LendWise has trained a binary classification model to pre-approve personal loan applications. The model is intended to reduce manual underwriting volume while keeping default risk within policy limits. A pilot on recent applications shows strong aggregate accuracy, but risk and operations teams disagree on whether the model is ready to ship.

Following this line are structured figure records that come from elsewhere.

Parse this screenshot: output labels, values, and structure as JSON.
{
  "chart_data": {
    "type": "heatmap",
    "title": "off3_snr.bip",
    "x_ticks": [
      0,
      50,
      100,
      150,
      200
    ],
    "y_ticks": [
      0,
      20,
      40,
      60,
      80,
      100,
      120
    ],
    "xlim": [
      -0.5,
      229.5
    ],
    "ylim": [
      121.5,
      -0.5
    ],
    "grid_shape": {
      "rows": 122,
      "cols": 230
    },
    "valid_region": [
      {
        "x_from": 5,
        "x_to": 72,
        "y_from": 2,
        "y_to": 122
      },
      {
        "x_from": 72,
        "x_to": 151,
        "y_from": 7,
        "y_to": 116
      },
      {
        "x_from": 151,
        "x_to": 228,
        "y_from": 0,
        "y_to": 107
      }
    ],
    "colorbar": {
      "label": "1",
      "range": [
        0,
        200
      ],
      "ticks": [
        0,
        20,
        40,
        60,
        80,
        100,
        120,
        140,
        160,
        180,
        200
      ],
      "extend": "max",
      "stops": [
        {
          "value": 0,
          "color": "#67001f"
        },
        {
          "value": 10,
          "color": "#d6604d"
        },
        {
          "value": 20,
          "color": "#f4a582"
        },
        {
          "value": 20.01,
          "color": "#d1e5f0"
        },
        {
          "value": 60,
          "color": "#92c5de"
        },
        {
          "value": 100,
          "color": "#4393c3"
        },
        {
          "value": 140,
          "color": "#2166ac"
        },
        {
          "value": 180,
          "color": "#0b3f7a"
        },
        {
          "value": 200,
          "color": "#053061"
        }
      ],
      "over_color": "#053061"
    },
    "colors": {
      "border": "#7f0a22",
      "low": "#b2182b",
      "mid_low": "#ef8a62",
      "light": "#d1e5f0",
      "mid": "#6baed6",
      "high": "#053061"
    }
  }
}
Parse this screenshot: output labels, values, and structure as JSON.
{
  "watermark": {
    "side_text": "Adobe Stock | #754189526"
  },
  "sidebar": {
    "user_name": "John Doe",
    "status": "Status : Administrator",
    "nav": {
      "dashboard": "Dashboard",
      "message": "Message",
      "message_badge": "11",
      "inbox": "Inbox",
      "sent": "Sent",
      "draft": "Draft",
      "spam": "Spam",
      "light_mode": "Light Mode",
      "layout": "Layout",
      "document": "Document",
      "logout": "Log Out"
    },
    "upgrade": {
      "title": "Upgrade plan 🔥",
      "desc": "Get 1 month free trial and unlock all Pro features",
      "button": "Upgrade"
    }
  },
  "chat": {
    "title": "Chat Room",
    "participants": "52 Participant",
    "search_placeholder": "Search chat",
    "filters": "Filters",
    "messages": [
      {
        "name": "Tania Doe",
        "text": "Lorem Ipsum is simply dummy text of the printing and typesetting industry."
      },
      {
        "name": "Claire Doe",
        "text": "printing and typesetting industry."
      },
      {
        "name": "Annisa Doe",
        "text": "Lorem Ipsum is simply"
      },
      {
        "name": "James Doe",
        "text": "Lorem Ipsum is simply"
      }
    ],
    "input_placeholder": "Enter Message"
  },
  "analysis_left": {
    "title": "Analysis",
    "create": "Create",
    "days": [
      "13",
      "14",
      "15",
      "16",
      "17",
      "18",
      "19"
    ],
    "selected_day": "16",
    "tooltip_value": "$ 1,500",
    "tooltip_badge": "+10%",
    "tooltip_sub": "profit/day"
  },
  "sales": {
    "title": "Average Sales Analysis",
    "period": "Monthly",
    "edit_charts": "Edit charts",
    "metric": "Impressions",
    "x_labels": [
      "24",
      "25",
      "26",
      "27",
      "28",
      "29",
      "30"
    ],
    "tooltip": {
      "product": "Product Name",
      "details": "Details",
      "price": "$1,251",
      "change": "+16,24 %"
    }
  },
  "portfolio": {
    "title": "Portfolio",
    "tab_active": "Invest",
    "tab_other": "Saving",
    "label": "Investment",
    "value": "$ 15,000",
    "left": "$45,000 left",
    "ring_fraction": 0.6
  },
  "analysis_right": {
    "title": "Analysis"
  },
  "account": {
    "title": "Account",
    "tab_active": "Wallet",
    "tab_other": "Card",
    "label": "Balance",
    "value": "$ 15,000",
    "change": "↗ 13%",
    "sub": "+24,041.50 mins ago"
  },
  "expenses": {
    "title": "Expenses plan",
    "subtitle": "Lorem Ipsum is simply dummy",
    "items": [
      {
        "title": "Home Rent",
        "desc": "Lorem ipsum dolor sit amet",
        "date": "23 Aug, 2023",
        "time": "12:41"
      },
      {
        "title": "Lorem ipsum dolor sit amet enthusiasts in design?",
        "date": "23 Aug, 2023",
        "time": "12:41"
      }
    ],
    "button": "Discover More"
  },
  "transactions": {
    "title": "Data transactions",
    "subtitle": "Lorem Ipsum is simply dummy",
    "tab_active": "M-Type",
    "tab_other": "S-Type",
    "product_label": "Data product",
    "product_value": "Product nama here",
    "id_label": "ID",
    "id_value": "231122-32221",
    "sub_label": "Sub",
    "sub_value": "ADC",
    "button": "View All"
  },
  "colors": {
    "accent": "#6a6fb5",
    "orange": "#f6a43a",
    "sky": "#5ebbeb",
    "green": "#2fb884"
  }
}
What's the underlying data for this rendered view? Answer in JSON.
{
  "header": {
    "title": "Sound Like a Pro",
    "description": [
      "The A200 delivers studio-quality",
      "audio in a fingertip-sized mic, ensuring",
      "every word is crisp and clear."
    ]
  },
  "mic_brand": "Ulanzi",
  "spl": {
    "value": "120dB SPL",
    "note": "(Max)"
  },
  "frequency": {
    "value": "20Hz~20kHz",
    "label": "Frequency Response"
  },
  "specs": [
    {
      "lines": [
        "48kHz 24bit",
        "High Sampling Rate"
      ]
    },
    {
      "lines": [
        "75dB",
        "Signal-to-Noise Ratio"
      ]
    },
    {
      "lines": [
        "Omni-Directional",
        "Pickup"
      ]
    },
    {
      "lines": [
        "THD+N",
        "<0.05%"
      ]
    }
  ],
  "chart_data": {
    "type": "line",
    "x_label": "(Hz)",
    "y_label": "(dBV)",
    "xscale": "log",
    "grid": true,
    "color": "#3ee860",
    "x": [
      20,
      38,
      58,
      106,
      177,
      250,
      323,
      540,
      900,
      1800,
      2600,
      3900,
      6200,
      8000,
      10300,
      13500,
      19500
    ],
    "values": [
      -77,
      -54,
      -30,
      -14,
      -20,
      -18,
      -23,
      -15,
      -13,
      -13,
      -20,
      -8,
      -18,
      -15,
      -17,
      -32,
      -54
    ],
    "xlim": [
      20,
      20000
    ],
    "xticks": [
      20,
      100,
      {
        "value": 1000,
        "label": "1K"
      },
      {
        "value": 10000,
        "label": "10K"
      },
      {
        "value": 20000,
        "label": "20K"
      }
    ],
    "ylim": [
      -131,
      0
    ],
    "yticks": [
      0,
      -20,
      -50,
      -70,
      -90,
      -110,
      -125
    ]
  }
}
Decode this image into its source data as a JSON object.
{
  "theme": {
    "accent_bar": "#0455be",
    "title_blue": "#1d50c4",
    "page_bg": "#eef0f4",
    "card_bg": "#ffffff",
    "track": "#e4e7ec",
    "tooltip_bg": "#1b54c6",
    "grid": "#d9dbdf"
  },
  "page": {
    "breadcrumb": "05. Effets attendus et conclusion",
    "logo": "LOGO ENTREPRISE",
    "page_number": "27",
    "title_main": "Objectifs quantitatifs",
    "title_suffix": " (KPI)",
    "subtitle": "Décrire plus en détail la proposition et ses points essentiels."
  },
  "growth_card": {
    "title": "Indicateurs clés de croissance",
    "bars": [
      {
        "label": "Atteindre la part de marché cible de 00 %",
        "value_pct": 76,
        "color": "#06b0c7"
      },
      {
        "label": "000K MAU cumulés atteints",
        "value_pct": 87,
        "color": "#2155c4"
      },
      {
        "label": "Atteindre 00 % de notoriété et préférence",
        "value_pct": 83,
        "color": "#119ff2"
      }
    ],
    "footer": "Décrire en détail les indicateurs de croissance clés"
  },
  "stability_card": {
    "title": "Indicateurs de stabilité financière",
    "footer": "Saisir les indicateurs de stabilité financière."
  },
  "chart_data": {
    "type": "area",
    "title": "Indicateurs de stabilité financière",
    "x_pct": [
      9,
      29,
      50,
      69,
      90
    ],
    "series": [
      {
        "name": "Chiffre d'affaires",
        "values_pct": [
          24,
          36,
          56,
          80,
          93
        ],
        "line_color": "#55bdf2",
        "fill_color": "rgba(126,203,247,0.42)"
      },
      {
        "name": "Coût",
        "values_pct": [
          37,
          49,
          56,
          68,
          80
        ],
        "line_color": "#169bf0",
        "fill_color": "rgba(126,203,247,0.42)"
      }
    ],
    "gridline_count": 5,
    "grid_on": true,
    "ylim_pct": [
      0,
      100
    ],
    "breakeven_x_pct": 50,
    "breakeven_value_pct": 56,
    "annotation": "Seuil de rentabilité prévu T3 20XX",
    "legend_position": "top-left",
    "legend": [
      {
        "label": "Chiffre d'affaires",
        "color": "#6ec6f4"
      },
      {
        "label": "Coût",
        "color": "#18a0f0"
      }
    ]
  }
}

| Metric | Validation Set | Pilot Holdout | Ship Target |
|---|---|---|---|
| Accuracy | 0.91 | 0.89 | >= 0.88 |
| Precision (approved loans that stay current) | 0.93 | 0.90 | >= 0.92 |
| Recall (good borrowers approved) | 0.78 | 0.72 | >= 0.75 |
| F1 Score | 0.85 | 0.80 | >= 0.83 |
| AUC-ROC | 0.94 | 0.90 | >= 0.91 |
| Log Loss | 0.21 | 0.29 | <= 0.25 |
| Calibration error | 0.03 | 0.08 | <= 0.05 |
| Manual review rate | 18% | 27% | <= 20% |
| 90-day default rate on approved loans | 3.1% | 4.8% | <= 4.0% |
The pilot suggests the model generalizes worse than offline validation, especially on recall, calibration, and downstream default rate. Leadership wants a recommendation on whether the model is good enough to ship now, ship behind guardrails, or hold for improvement.